In the next step, the researchers endeavoured to identify semantic leaders. Any semantic change involved papers that were leaders and others that were followers, as well as opponents who resisted change. The team identified who led and followed each semantic change by augmenting a diachronic embedding model to include an additional term for the source of each token. This novel formula enabled them to calculate the lead score of each newspaper over the others.
Finally, they aggregated individual leadership events into a semantic leadership network. Specifically, they constructed an edge-weighted network, where the set of newspapers forms the nodes of the network, and every weighted edge denotes the number of words for which a given leader newspaper leads another, follower paper.
To reveal the specific roles played by each newspaper in the evolving discourse of abolitionism, the team conducted experiments on a subset of ten nineteenth-century newspapers digitized and hand-keyed by Accessible Archives. They also identified specific terms (e.g. equality, freedom and justice etc.) that saw significant semantic changes in these papers.


The results of leader-follower newspaper pairs indicate the paper The Liberator held a broad influence over many of the other newspapers, while the National Anti-Slavery Standard for example tended to be a follower.

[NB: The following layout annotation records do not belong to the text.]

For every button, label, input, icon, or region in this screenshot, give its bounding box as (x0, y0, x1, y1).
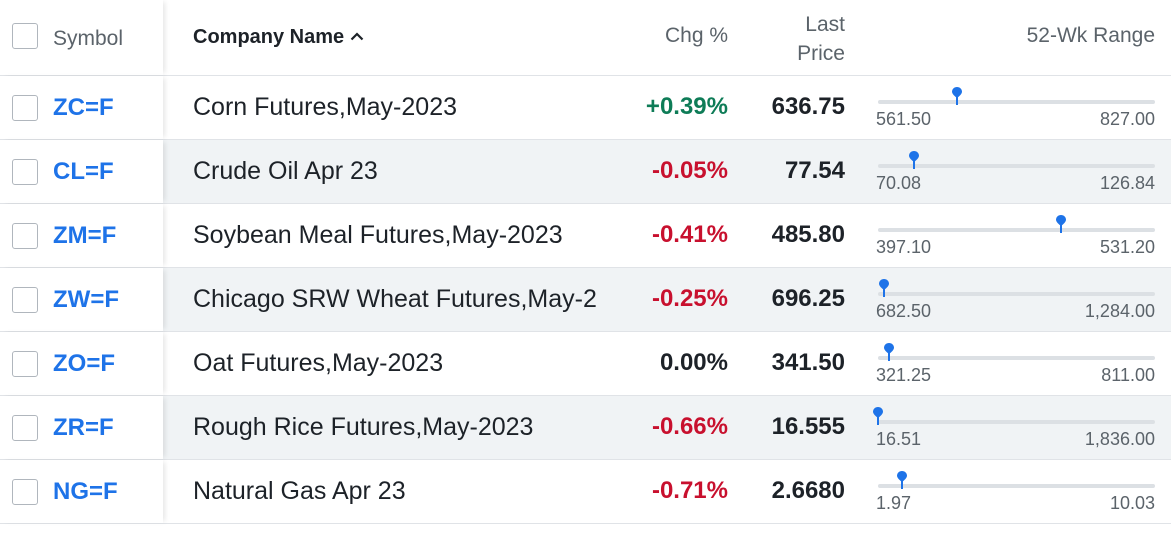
sort-ascending-icon (350, 24, 364, 47)
company-name: Natural Gas Apr 23 (193, 477, 406, 505)
symbol-link[interactable]: ZW=F (53, 286, 119, 313)
range-marker-icon (909, 151, 920, 169)
company-name: Oat Futures,May-2023 (193, 349, 444, 377)
range-bar: 682.50 1,284.00 (876, 268, 1155, 331)
select-all-checkbox[interactable] (12, 23, 38, 49)
symbol-cell: ZO=F (0, 332, 163, 395)
company-name: Corn Futures,May-2023 (193, 93, 458, 121)
range-marker-icon (879, 279, 890, 297)
table-row: CL=F Crude Oil Apr 23 -0.05% 77.54 70.08… (0, 140, 1171, 204)
symbol-link[interactable]: ZM=F (53, 222, 117, 249)
range-marker-icon (884, 343, 895, 361)
symbol-link[interactable]: ZO=F (53, 350, 116, 377)
change-percent: -0.71% (651, 477, 728, 504)
change-percent: -0.25% (651, 285, 728, 312)
table-row: ZW=F Chicago SRW Wheat Futures,May-2 -0.… (0, 268, 1171, 332)
company-name: Crude Oil Apr 23 (193, 157, 378, 185)
range-bar: 16.51 1,836.00 (873, 396, 1155, 459)
row-checkbox[interactable] (12, 287, 38, 313)
chg-pct-header[interactable]: Chg % (664, 24, 728, 47)
change-percent: -0.05% (651, 157, 728, 184)
symbol-cell: ZC=F (0, 76, 163, 139)
range-high: 827.00 (1099, 109, 1155, 129)
symbol-header[interactable]: Symbol (53, 27, 124, 50)
range-low: 16.51 (876, 429, 922, 449)
table-row: ZC=F Corn Futures,May-2023 +0.39% 636.75… (0, 76, 1171, 140)
range-low: 1.97 (876, 493, 912, 513)
range-track (878, 420, 1155, 424)
last-price: 77.54 (784, 157, 845, 184)
symbol-link[interactable]: NG=F (53, 478, 118, 505)
last-price: 341.50 (771, 349, 845, 376)
range-high: 531.20 (1099, 237, 1155, 257)
row-checkbox[interactable] (12, 479, 38, 505)
last-price: 636.75 (771, 93, 845, 120)
range-marker-icon (896, 471, 907, 489)
range-track (878, 484, 1155, 488)
symbol-cell: ZW=F (0, 268, 163, 331)
range-marker-icon (873, 407, 883, 425)
range-track (878, 356, 1155, 360)
symbol-cell: ZR=F (0, 396, 163, 459)
table-body: ZC=F Corn Futures,May-2023 +0.39% 636.75… (0, 76, 1171, 524)
range-track (878, 292, 1155, 296)
row-checkbox[interactable] (12, 159, 38, 185)
table-row: ZO=F Oat Futures,May-2023 0.00% 341.50 3… (0, 332, 1171, 396)
last-price: 2.6680 (771, 477, 845, 504)
company-name-header[interactable]: Company Name (193, 24, 364, 49)
company-name: Soybean Meal Futures,May-2023 (193, 221, 563, 249)
last-price: 16.555 (771, 413, 845, 440)
last-price-header-line2: Price (797, 42, 845, 65)
range-low: 561.50 (876, 109, 932, 129)
range-track (878, 100, 1155, 104)
change-percent: -0.66% (651, 413, 728, 440)
range-header: 52-Wk Range (1026, 24, 1155, 47)
range-low: 397.10 (876, 237, 932, 257)
range-bar: 397.10 531.20 (876, 204, 1155, 267)
range-high: 10.03 (1109, 493, 1155, 513)
company-name: Chicago SRW Wheat Futures,May-2 (193, 285, 597, 313)
row-checkbox[interactable] (12, 223, 38, 249)
symbol-link[interactable]: CL=F (53, 158, 114, 185)
last-price-header[interactable]: Last Price (797, 10, 845, 68)
symbol-link[interactable]: ZR=F (53, 414, 114, 441)
symbol-link[interactable]: ZC=F (53, 94, 114, 121)
table-row: NG=F Natural Gas Apr 23 -0.71% 2.6680 1.… (0, 460, 1171, 524)
symbol-cell: NG=F (0, 460, 163, 523)
last-price-header-line1: Last (805, 13, 845, 36)
table-row: ZR=F Rough Rice Futures,May-2023 -0.66% … (0, 396, 1171, 460)
range-high: 1,836.00 (1084, 429, 1155, 449)
range-low: 70.08 (876, 173, 922, 193)
range-marker-icon (951, 87, 962, 105)
range-track (878, 228, 1155, 232)
range-marker-icon (1056, 215, 1067, 233)
range-bar: 70.08 126.84 (876, 140, 1155, 203)
table-header: Symbol Company Name Chg % Last Price 52-W… (0, 0, 1171, 76)
company-name: Rough Rice Futures,May-2023 (193, 413, 534, 441)
range-high: 126.84 (1099, 173, 1155, 193)
row-checkbox[interactable] (12, 351, 38, 377)
row-checkbox[interactable] (12, 415, 38, 441)
table-row: ZM=F Soybean Meal Futures,May-2023 -0.41… (0, 204, 1171, 268)
row-checkbox[interactable] (12, 95, 38, 121)
range-low: 321.25 (876, 365, 932, 385)
symbol-cell: ZM=F (0, 204, 163, 267)
symbol-column-header: Symbol (0, 0, 163, 75)
range-low: 682.50 (876, 301, 932, 321)
company-name-header-label: Company Name (193, 26, 345, 48)
last-price: 696.25 (771, 285, 845, 312)
range-bar: 1.97 10.03 (876, 460, 1155, 523)
range-bar: 561.50 827.00 (876, 76, 1155, 139)
range-bar: 321.25 811.00 (876, 332, 1155, 395)
range-high: 1,284.00 (1084, 301, 1155, 321)
change-percent: -0.41% (651, 221, 728, 248)
range-high: 811.00 (1101, 365, 1155, 385)
change-percent: +0.39% (645, 93, 728, 120)
futures-table: Symbol Company Name Chg % Last Price 52-W… (0, 0, 1171, 524)
symbol-cell: CL=F (0, 140, 163, 203)
change-percent: 0.00% (659, 349, 728, 376)
range-track (878, 164, 1155, 168)
last-price: 485.80 (771, 221, 845, 248)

The sub-network results indicate dominant newspapers with black editors were Douglass Newspapers and the Provincial Freeman Colored American. The team notes that the Colored American, with mostly Black readers, led on the terms “immediate” and “fight,” which “suggest a tone of urgency that might surround an argument for liberation” and supports the claim that the paper “deserves more of the credit for accelerating the fight against slavery.”
The researchers also note that two newspapers edited by women — The Provincial Freeman and The Lily — led a large number of semantic changes in the corpus, “lending additional credence to the argument that a multiracial coalition of women led the abolitionist movement in terms of both thought and action.”
The paper Abolitionist Networks: Modeling Language Change in Nineteenth-Century Activist Newspapers is on arXiv.